Atmen, battieren, zählen, schreiten. Un - deux - trois. Das Klavier gibt den Takt vor, die Tänzerinnen sprechen mit, heben die Arme zum

Bühnentanz, üben die Bewegungsabläufe der Choreographie, völlig konzentriert, offenbar eins mit der Aufgabe und der Musik, bis die

Melodie wechselt oder der Pianist im rasenden Selbstlauf davonzieht.

Junge Mädchen, Freizeit- und Profitänzer, Choreographen und Musiker hat Kaye Mortley für ihr Hörspiel bei der Probe beobachtet,

vielmehr belauscht: im Theater, im Tanzstudio oder in der Ballettschule, beim Einstudieren eines der populärsten Stücke der

Ballettgeschichte - Tschaikowskys "Dornröschen".

Was wir hören sind immer nur Fragmente, kurze Ausschnitte, die unvermittelt abbrechen können wie die Schrittfolgen der Tänzer. Quasi

zwischen die Anordnungen des Ballettmeisters hat die in Paris lebende australische Künstlerin das Kinderlied vom Dornröschen montiert.

Ihr Hörstück führt uns zu Momenten, in denen aus der scheinbar chaotischen Geräuschkulisse plötzlich erhabene Schönheit entsteht, ein

Melodienbogen nur für den Augenblick: Der Erwartungshorizont aller Pflicht und aller Kür, die perfekte Inszenierung, die am Ende aller

Proben stehen soll.
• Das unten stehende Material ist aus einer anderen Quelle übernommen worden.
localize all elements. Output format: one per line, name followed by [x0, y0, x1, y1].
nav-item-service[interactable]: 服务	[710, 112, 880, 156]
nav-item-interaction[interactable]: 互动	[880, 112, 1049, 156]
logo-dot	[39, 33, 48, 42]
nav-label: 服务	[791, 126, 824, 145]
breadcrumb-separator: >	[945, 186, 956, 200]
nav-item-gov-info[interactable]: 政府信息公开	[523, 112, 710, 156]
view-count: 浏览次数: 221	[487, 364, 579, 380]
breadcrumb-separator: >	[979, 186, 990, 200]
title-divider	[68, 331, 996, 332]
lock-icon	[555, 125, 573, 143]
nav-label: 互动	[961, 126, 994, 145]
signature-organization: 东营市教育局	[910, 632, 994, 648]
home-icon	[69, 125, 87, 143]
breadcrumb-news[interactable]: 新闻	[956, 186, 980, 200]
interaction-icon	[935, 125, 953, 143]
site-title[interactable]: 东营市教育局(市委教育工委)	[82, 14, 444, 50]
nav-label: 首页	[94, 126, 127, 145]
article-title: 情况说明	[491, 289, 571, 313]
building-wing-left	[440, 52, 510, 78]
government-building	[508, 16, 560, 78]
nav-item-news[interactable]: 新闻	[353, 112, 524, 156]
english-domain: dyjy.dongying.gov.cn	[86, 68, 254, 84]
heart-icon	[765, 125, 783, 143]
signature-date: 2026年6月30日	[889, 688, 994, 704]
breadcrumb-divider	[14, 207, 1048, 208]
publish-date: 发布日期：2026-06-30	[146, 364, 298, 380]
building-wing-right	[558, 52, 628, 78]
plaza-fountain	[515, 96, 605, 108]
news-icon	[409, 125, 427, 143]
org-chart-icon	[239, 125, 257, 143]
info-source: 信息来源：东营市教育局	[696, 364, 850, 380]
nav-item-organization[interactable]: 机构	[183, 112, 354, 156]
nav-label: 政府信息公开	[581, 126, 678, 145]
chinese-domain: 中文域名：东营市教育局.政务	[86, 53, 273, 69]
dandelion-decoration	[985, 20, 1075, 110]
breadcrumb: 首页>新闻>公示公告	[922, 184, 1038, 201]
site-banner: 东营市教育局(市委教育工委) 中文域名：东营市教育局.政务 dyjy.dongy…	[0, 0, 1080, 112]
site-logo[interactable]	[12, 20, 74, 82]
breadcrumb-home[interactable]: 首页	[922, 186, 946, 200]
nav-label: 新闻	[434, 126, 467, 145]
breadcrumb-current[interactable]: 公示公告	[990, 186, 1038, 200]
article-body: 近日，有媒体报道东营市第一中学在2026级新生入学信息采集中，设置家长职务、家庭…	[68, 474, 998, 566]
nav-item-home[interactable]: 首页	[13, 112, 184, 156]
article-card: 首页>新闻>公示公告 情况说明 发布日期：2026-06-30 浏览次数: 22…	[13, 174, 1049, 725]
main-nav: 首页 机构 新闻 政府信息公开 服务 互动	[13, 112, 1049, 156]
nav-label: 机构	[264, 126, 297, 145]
Es ist die Disziplin der künstlerischen Probe, die anregende und erregende Anspannung der Beteiligten, ihre Hingabe

an Bewegung, Musik und Tanz, selbst dort noch, wo sie aus der Dressur auszubrechen scheinen und das Wechselspiel von höchster

Konzentration und momentanem Laisser-aller hörbar machen.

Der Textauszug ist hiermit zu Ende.